The community bought in.
This season, the moniker UCF has adopted is “Orlando’s Hometown Team.” Heupel, who was the University of Arizona’s tight ends coach in 2005, said the team has meant a lot to the community.
“I think the success we’ve had over the last couple of years has driven and created a ton of excitement surrounding our program. We have become the hometown team and we take a lot of pride in that,” Heupel said. “I’ve coached in the Pac-12, Big 12 and SEC and there’s not a better game-day environment than when you walk out of our tunnel and onto that football field.”
The senior class experienced the winless season. They saw the stadium’s empty seats. Now they are the talk of the town and campus.
“The students, everyone around Orlando, love it. The stadium has been packed all year and it’s been great,” senior linebacker Pat Jasinski said. “As a player, it’s pretty awesome to see how everyone gets to watch you all play as a group. The whole university is behind us and all Orlando is behind us. To see how far we’ve come since this senior class has been here is pretty special.”
A rough start
Davis played during the winless season and dealt with conflicting emotions, excited to be a college student but saddened about the losses.

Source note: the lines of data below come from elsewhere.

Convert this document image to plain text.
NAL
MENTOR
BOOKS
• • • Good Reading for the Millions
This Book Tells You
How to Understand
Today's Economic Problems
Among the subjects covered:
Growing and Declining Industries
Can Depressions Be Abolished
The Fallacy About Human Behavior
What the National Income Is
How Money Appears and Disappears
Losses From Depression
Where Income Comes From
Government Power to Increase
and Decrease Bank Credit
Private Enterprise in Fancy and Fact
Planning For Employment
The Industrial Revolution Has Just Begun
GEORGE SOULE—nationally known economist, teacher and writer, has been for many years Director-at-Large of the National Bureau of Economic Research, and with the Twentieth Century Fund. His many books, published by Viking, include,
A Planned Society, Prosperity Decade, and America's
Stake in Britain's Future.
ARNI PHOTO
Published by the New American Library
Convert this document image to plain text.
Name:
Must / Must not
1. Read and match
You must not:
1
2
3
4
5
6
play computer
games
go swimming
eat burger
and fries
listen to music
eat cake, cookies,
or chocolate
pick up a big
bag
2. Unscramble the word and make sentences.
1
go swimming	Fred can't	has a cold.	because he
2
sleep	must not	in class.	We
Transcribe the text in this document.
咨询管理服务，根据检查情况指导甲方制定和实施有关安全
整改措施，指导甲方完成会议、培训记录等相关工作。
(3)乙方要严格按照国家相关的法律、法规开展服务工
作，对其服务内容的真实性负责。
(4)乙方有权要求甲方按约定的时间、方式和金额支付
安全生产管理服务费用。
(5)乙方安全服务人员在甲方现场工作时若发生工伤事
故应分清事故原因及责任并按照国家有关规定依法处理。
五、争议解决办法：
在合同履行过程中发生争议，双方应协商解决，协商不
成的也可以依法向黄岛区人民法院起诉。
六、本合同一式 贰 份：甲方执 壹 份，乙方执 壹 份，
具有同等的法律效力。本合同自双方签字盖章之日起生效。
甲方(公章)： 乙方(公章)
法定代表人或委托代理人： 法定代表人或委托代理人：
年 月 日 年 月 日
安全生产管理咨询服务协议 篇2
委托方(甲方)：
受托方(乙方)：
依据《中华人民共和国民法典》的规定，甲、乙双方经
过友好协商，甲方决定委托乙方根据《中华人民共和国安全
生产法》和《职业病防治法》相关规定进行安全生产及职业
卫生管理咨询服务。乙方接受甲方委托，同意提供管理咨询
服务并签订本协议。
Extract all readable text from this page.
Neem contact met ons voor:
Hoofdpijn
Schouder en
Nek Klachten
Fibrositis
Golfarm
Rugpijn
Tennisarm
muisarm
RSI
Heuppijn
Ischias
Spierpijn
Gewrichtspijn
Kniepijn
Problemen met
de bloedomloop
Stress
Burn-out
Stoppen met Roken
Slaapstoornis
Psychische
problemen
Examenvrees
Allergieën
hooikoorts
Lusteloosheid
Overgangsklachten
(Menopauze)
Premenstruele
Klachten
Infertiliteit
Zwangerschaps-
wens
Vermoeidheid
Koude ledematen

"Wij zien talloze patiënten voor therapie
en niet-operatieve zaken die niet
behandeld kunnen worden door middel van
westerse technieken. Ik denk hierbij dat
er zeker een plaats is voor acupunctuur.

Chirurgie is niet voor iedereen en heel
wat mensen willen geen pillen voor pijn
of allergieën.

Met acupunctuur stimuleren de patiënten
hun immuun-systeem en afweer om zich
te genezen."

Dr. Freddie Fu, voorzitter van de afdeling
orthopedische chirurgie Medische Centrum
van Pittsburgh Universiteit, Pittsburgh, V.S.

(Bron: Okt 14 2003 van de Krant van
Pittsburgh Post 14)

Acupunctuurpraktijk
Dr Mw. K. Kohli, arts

“The 0-12 year was actually a fun year for a freshman just being on campus and being in college enjoying the little parties and stuff like that then going to school,” Davis said. “(But) going 0-12 was terrible for an athlete. I don’t wish that on nobody.”
During his redshirt year, UCF won a conference championship. The next season, his first year playing, the team went winless and he immediately thought it was because of him.
The school, he said, has “climbed out of that hole” and birthed a winning program.
“I think you gain a lot more respect for something when you build it yourself,” Miller said. “That’s why this program is so special to me, so special to a lot of these guys on these podiums and guys who have been here for four or five years, because we built this here. This is something that we’ve been laying our body on the line for five years now and guys before us that have laid the foundation to be where we are right now.”
The senior class has left a long-lasting impact on the football program that will be felt for years to come at Central Florida.
“The legacy of this senior class is the legacy of being able to handle adversity and creating a great culture. It is about the process and loving their teammates and being able to go and chase championships,” Heupel said. “It’s one of the most unique and intriguing stories in college football, in my opinion, considering how young this program is but yet the amount of success it’s had.”
Credit, too, well-respected coaching hires as well as improved recruiting. Junior quarterback McKenzie Milton, who finished in the Top 10 in pass efficiency this season, was part of Frost’s 2016 signing class.
The Knights have taken a week-by-week approach with a goal of going 1-0 each game day. They’ve done it 12 times and will look to make it 13 on Tuesday. Until they accomplish that, Davis believes the legacy of this senior class is incomplete.
“The fact that we turned it all the way around from 0-12 to undefeated, knowing that we’re not done yet, knowing our legacy will be built off this last game, knowing that everything up to his point means nothing if we go out and blow it,” Davis said. “Just looking forward to having high energy. We’ve been practicing well and we’re just looking forward to going 1-0 again.”